Melaku Berhanu, Gebremichael Berhe, Negash Belay, Kitessa Monas, Kassa Obsan, Dereje Jerman, Kefelegn Reta, Firdisa Dawit
School of Public Health, College of Health and Medical Sciences, Haramaya University, Harar, Ethiopia.
School of pharmacy, College of Health and Medical Sciences, Haramaya University, Harar, Ethiopia.
Front Nutr. 2024 Aug 7;11:1369419. doi: 10.3389/fnut.2024.1369419. eCollection 2024.
Acute malnutrition is a major global public health problem, particularly in low-and middle-income countries. A targeted supplementary feeding program is an approach recommended to address moderate acute malnutrition in food-insecure settings. Preventing and treating moderate acute malnutrition requires identifying factors shown to affect the treatment outcome and duration of stay on treatment. This study aimed to determine the time to recovery from moderate acute malnutrition and its predictors among children aged 6-59 months in Fedis Woreda East Hararghe Zone, Eastern Ethiopia, from January 1 to December 31, 2022.
A facility-based retrospective cohort study was conducted on 567 children with moderate acute malnutrition in Fedis Woreda, East Hararghe Zone, eastern Ethiopia. A multi-stage sampling technique was employed, and data was collected using a structured checklist. Data were extracted from randomly selected records after obtaining ethical clearance. Data were cleaned, coded, entered into EpiData 4.6, and analyzed using STATA/SE version 14. Descriptive statistics and analytic analysis schemes, including bivariable and multivariable Cox proportional hazards models, were conducted, and finally, statistical significance was considered at < 0.05.
The overall median time to recovery was 16 weeks. The major predicting factors for time to recovery among children aged 6-59 months were admission with a mid-upper arm circumference of 12.1-12.4 centimeters (AHR = 1.02, 95% CI: 1.01-1.19), access to transportation to facilities (AHR = 0.62, 95% CI: 0.36-0.81), children using specialized nutritious foods (RUSF; AHR = 1.96, 95% CI: 1.36-3.11), and children who had diarrhea (AHR = 0.4, 95% CI: 0.31-0.71).

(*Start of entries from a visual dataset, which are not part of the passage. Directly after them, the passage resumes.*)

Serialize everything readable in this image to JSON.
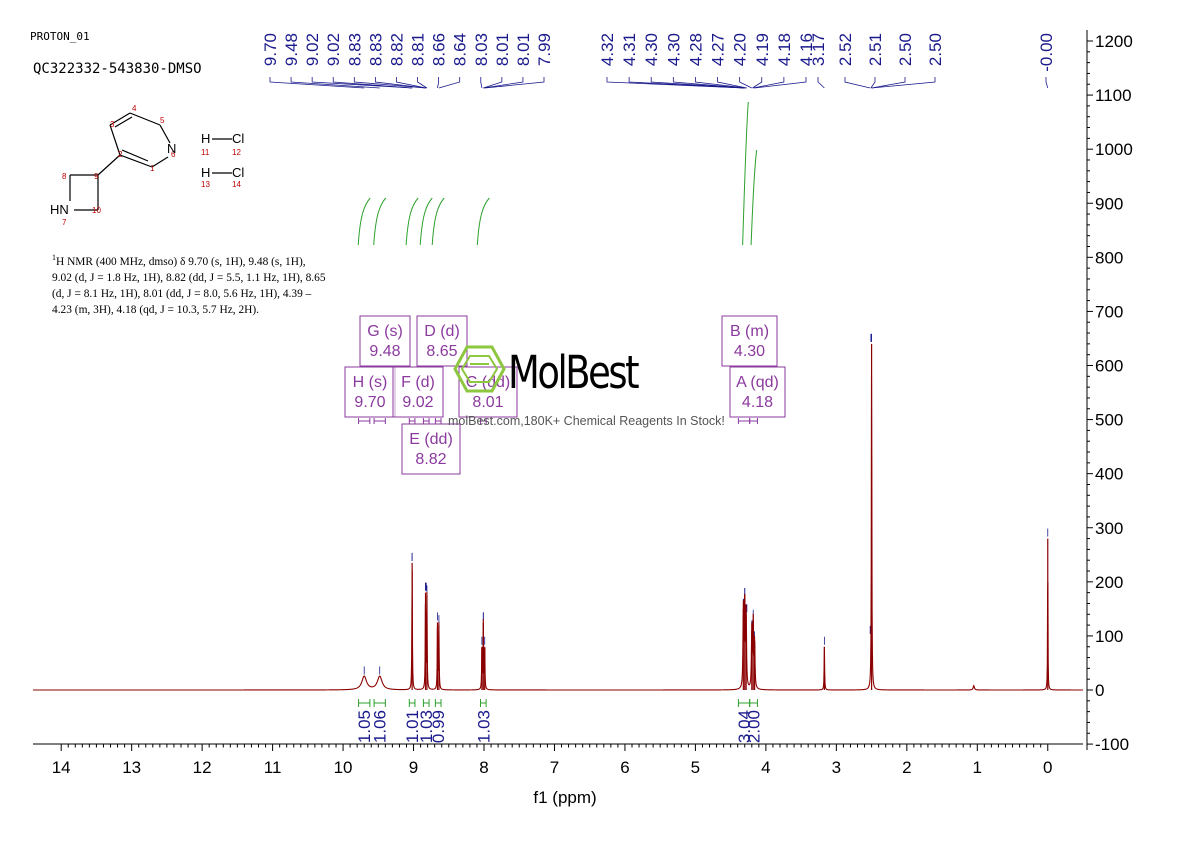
{
  "header": {
    "experiment": "PROTON_01",
    "sample": "QC322332-543830-DMSO"
  },
  "structure": {
    "atoms": [
      "1",
      "2",
      "3",
      "4",
      "5",
      "6",
      "7",
      "8",
      "9",
      "10",
      "11",
      "12",
      "13",
      "14"
    ],
    "labels": {
      "n": "N",
      "hn": "HN",
      "h1": "H",
      "cl1": "Cl",
      "h2": "H",
      "cl2": "Cl"
    }
  },
  "nmr_description": {
    "line1": "H NMR (400 MHz, dmso) δ 9.70 (s, 1H), 9.48 (s, 1H),",
    "sup": "1",
    "line2": "9.02 (d, J = 1.8 Hz, 1H), 8.82 (dd, J = 5.5, 1.1 Hz, 1H), 8.65",
    "line3": "(d, J = 8.1 Hz, 1H), 8.01 (dd, J = 8.0, 5.6 Hz, 1H), 4.39 –",
    "line4": "4.23 (m, 3H), 4.18 (qd, J = 10.3, 5.7 Hz, 2H)."
  },
  "watermark": {
    "brand": "MolBest",
    "tagline": "molBest.com,180K+ Chemical Reagents In Stock!"
  },
  "colors": {
    "spectrum": "#8b0000",
    "peak_labels": "#1a1a8c",
    "integrals": "#2ca02c",
    "multiplet_box": "#8b3a9e",
    "logo_green": "#8dc63f"
  },
  "chart_data": {
    "type": "line",
    "xlabel": "f1 (ppm)",
    "xlim": [
      14.4,
      -0.5
    ],
    "ylim": [
      -100,
      1200
    ],
    "x_ticks": [
      14,
      13,
      12,
      11,
      10,
      9,
      8,
      7,
      6,
      5,
      4,
      3,
      2,
      1,
      0
    ],
    "y_ticks": [
      1200,
      1100,
      1000,
      900,
      800,
      700,
      600,
      500,
      400,
      300,
      200,
      100,
      0,
      -100
    ],
    "peak_labels": [
      "9.70",
      "9.48",
      "9.02",
      "9.02",
      "8.83",
      "8.83",
      "8.82",
      "8.81",
      "8.66",
      "8.64",
      "8.03",
      "8.01",
      "8.01",
      "7.99",
      "4.32",
      "4.31",
      "4.30",
      "4.30",
      "4.28",
      "4.27",
      "4.20",
      "4.19",
      "4.18",
      "4.16",
      "3.17",
      "2.52",
      "2.51",
      "2.50",
      "2.50",
      "-0.00"
    ],
    "peaks": [
      {
        "ppm": 9.7,
        "height": 25,
        "width": 0.04
      },
      {
        "ppm": 9.48,
        "height": 25,
        "width": 0.04
      },
      {
        "ppm": 9.02,
        "height": 235,
        "width": 0.004
      },
      {
        "ppm": 8.83,
        "height": 180,
        "width": 0.004
      },
      {
        "ppm": 8.81,
        "height": 175,
        "width": 0.004
      },
      {
        "ppm": 8.66,
        "height": 125,
        "width": 0.004
      },
      {
        "ppm": 8.64,
        "height": 120,
        "width": 0.004
      },
      {
        "ppm": 8.03,
        "height": 80,
        "width": 0.004
      },
      {
        "ppm": 8.01,
        "height": 125,
        "width": 0.004
      },
      {
        "ppm": 7.99,
        "height": 80,
        "width": 0.004
      },
      {
        "ppm": 4.32,
        "height": 150,
        "width": 0.006
      },
      {
        "ppm": 4.3,
        "height": 170,
        "width": 0.006
      },
      {
        "ppm": 4.28,
        "height": 140,
        "width": 0.006
      },
      {
        "ppm": 4.2,
        "height": 110,
        "width": 0.006
      },
      {
        "ppm": 4.18,
        "height": 130,
        "width": 0.006
      },
      {
        "ppm": 4.16,
        "height": 90,
        "width": 0.006
      },
      {
        "ppm": 3.17,
        "height": 80,
        "width": 0.004
      },
      {
        "ppm": 2.5,
        "height": 640,
        "width": 0.004
      },
      {
        "ppm": 0.0,
        "height": 280,
        "width": 0.003
      },
      {
        "ppm": 1.05,
        "height": 8,
        "width": 0.01
      }
    ],
    "integrals": [
      {
        "from": 9.78,
        "to": 9.62,
        "value": "1.05"
      },
      {
        "from": 9.56,
        "to": 9.4,
        "value": "1.06"
      },
      {
        "from": 9.06,
        "to": 8.98,
        "value": "1.01"
      },
      {
        "from": 8.86,
        "to": 8.78,
        "value": "1.03"
      },
      {
        "from": 8.69,
        "to": 8.61,
        "value": "0.99"
      },
      {
        "from": 8.05,
        "to": 7.97,
        "value": "1.03"
      },
      {
        "from": 4.39,
        "to": 4.23,
        "value": "3.04"
      },
      {
        "from": 4.23,
        "to": 4.12,
        "value": "2.00"
      }
    ],
    "multiplets": [
      {
        "id": "G (s)",
        "ppm": "9.48"
      },
      {
        "id": "D (d)",
        "ppm": "8.65"
      },
      {
        "id": "H (s)",
        "ppm": "9.70"
      },
      {
        "id": "F (d)",
        "ppm": "9.02"
      },
      {
        "id": "C (dd)",
        "ppm": "8.01"
      },
      {
        "id": "E (dd)",
        "ppm": "8.82"
      },
      {
        "id": "B (m)",
        "ppm": "4.30"
      },
      {
        "id": "A (qd)",
        "ppm": "4.18"
      }
    ]
  }
}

The study found a median recovery time of 16 weeks for children with targeted supplementary feeding. Significant predictors included admission with a MUAC of 12.1-12.4 centimeters, transportation access, RUSF use, and the presence of diarrhea. These findings highlighted the importance of these factors in determining and improving recovery from moderate-acute malnutrition.
急性营养不良是一个重大的全球公共卫生问题,在低收入和中等收入国家尤为突出。有针对性的补充喂养计划是一种在粮食不安全环境中应对中度急性营养不良的推荐方法。预防和治疗中度急性营养不良需要确定那些已被证明会影响治疗结果和治疗持续时间的因素。本研究旨在确定2022年1月1日至12月31日期间,埃塞俄比亚东部哈拉尔格东部地区费迪斯县6至59个月大儿童从中度急性营养不良中恢复的时间及其预测因素。
在埃塞俄比亚东部哈拉尔格东部地区费迪斯县对567名中度急性营养不良儿童进行了一项基于机构的回顾性队列研究。采用多阶段抽样技术,使用结构化清单收集数据。在获得伦理批准后,从随机选择的记录中提取数据。对数据进行清理、编码,录入EpiData 4.6,并使用STATA/SE 14版本进行分析。进行了描述性统计和分析分析方案,包括双变量和多变量Cox比例风险模型,最后,以<0.05为统计学显著性水平。
总体恢复的中位时间为16周。6至59个月大儿童恢复时间的主要预测因素是入院时上臂中部周长为12.1 - 12.4厘米(风险比=1.02,95%置信区间:1.01 - 1.19)、有前往医疗机构的交通条件(风险比=0.62,95%置信区间:0.36 - 0.81)、儿童使用特殊营养食品(即即食治疗性食品;风险比=1.96,95%置信区间:1.36 - 3.11)以及患有腹泻的儿童(风险比=0.4,95%置信区间:0.31 - 0.71)。
该研究发现接受有针对性补充喂养的儿童中位恢复时间为16周。重要的预测因素包括入院时上臂中部周长为12.1 - 12.4厘米、交通条件、使用即食治疗性食品以及腹泻情况。这些发现突出了这些因素在确定和改善中度急性营养不良恢复情况方面的重要性。